Sinas is licensed under AGPL v3 and self-hosted by design. The implications are concrete:
- Your data stays on your infrastructure, full stop
- Deploy to EU data centres for GDPR compliance without architectural compromises
- Integrate with your existing identity provider via OIDC
- Inspect every line of the codebase, no black boxes
- No usage-based pricing that scales against you as your applications grow
For agencies and consultancies delivering AI products to clients, this also means clean data separation: one Sinas deployment per client, isolated namespaces, and a handoff process that doesn’t depend on a SaaS account transfer.
The open source AI agent platform space is forming quickly. We believe the projects that earn long-term trust will be the ones built on transparency and user control. That’s a principle we share with Sinas, and a commitment that runs through everything we’re building at WeAreBrain post-merger.
Where things stand, and where they’re going
Sinas is live, open source, and actively developed. It’s at an early but serious stage, which means now is a good time to explore it, build with it, and contribute to shaping what it becomes.

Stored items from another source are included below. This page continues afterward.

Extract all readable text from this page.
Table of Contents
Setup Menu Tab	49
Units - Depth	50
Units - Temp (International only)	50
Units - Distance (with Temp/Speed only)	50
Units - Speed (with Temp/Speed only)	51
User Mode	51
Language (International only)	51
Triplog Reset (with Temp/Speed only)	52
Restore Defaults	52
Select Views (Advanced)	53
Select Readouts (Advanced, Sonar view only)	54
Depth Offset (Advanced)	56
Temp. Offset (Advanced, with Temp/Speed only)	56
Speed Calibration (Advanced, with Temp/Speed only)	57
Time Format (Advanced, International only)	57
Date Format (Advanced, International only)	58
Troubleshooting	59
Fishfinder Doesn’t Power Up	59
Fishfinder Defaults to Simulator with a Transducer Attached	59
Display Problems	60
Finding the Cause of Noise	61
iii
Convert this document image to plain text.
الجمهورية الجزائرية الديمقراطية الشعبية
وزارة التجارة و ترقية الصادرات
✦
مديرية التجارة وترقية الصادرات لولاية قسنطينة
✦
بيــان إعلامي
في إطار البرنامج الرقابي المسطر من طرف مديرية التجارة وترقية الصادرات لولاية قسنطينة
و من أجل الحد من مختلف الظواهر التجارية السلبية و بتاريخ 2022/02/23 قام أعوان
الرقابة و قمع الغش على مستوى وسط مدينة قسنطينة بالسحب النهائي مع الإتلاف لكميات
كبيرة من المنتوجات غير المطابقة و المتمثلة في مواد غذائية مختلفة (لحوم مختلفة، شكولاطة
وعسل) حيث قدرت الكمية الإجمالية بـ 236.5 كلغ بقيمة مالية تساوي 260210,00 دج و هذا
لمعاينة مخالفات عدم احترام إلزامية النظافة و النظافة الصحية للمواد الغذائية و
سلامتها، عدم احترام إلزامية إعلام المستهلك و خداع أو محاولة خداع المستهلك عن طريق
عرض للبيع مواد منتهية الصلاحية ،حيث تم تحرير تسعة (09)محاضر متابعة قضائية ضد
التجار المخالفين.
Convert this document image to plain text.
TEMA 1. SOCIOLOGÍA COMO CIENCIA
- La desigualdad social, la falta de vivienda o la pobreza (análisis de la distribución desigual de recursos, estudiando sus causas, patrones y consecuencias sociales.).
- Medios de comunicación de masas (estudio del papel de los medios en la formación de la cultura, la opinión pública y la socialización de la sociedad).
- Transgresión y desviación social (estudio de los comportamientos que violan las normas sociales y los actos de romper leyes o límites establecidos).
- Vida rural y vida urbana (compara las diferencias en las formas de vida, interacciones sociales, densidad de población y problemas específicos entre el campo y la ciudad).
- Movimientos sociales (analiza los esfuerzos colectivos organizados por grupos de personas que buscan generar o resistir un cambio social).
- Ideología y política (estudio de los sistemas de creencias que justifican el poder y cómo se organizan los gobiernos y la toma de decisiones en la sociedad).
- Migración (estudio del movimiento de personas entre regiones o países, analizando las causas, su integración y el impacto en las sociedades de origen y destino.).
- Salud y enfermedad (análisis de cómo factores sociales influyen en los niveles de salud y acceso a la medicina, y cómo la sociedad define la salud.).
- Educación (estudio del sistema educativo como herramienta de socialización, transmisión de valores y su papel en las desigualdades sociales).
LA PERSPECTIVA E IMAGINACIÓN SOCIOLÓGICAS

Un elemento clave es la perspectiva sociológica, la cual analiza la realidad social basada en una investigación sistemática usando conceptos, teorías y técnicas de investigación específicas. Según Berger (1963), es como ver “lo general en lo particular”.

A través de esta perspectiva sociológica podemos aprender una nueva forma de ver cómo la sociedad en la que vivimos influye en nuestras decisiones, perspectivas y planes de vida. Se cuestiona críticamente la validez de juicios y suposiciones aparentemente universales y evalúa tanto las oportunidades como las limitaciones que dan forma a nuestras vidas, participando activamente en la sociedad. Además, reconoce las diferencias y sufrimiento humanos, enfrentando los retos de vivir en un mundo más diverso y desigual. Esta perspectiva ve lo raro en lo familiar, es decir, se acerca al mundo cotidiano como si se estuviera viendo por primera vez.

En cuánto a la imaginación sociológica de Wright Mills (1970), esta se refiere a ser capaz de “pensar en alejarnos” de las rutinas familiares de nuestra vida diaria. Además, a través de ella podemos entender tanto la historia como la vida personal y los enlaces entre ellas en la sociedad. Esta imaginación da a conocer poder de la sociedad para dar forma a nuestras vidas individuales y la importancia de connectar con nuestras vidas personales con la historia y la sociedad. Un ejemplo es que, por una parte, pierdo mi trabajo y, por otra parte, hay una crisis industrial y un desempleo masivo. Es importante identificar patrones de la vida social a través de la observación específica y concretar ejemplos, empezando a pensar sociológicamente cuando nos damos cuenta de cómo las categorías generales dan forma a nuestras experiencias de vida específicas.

If you’re a developer evaluating AI agent infrastructure for a production project, the documentation covers everything from deployment to RBAC configuration to agent-to-agent orchestration. If you’re an agency or product team thinking about how to deliver AI applications without the recurring cost of rebuilding the same backend every time, it’s worth an hour of your time.The GitHub repository is at github.com/sinas-platform/sinas and the full documentation is at docs.sinas.co. We’re building this openly and we’re interested in the conversations it starts.